= Jan Hals =

Dutch Golden Age painter (1620–1654)

Jan Hals (1620, Haarlem - 1654, Haarlem) was a Dutch Golden Age painter.

==Biography==
According to Houbraken he was the son of the painter Frans Hals and was like his brothers Harmen and Frans II, good at music and painting. He was a member of the Haarlem Guild of St. Luke. He had two children, Jan Jansz and Klaas, of whom one was still alive when Houbraken was writing. Houbraken claimed the son who was still alive (at the time he was writing, c. 1704–1710) had emigrated to the East Indies where he lived with a mestizo whom he married for her money, in a house filled with paintings "in the Dutch manner". Houbraken heard this story from J. Wieland, an elderly art collector who had known the family.

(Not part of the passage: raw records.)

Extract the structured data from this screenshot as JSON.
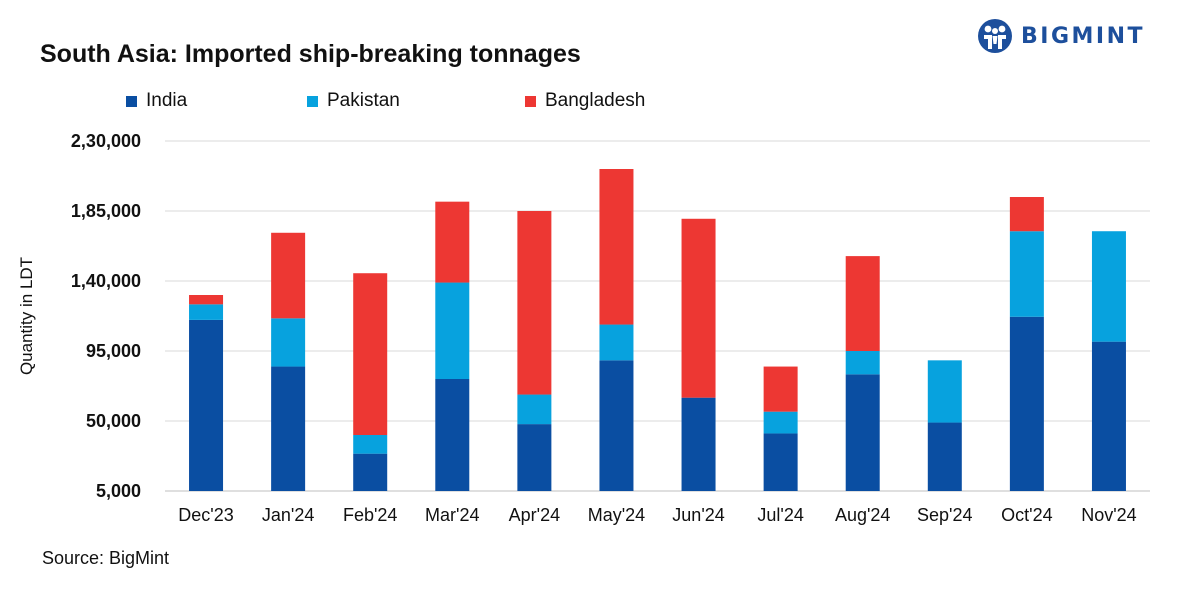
{
  "brand": {
    "name": "BIGMINT",
    "color": "#1d4f9c"
  },
  "source": "Source: BigMint",
  "chart_data": {
    "type": "bar",
    "stacked": true,
    "title": "South Asia: Imported ship-breaking tonnages",
    "xlabel": "",
    "ylabel": "Quantity in LDT",
    "ylim": [
      5000,
      230000
    ],
    "yticks": [
      5000,
      50000,
      95000,
      140000,
      185000,
      230000
    ],
    "ytick_labels": [
      "5,000",
      "50,000",
      "95,000",
      "1,40,000",
      "1,85,000",
      "2,30,000"
    ],
    "grid": true,
    "legend_position": "top",
    "categories": [
      "Dec'23",
      "Jan'24",
      "Feb'24",
      "Mar'24",
      "Apr'24",
      "May'24",
      "Jun'24",
      "Jul'24",
      "Aug'24",
      "Sep'24",
      "Oct'24",
      "Nov'24"
    ],
    "series": [
      {
        "name": "India",
        "color": "#0a4ea2",
        "values": [
          110000,
          80000,
          24000,
          72000,
          43000,
          84000,
          60000,
          37000,
          75000,
          44000,
          112000,
          96000
        ]
      },
      {
        "name": "Pakistan",
        "color": "#07a2de",
        "values": [
          10000,
          31000,
          12000,
          62000,
          19000,
          23000,
          0,
          14000,
          15000,
          40000,
          55000,
          71000
        ]
      },
      {
        "name": "Bangladesh",
        "color": "#ed3733",
        "values": [
          6000,
          55000,
          104000,
          52000,
          118000,
          100000,
          115000,
          29000,
          61000,
          0,
          22000,
          0
        ]
      }
    ]
  }
}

According to the RKD he was the son of Frans Hals and his second wife, Lysbeth Reyniersdr. He was the half-brother of Harmen and Frans II, and the full brother of Reynier and Nicolaes. He was the brother-in-law of Pieter Gerritsz van Roestraten. He had the bentname "De Gulden Esel" (the golden easel), but he is not recorded in Italy, so it is difficult to understand how he came to join the Bentvueghels. He married in 1648 but his wife died only 6 months later. He married a second time to Sara Gerritsdr in 1649, but they appear to both be dead by 1654, when two sons are sent to the orphanage. He is known for portraits and scenes of daily life.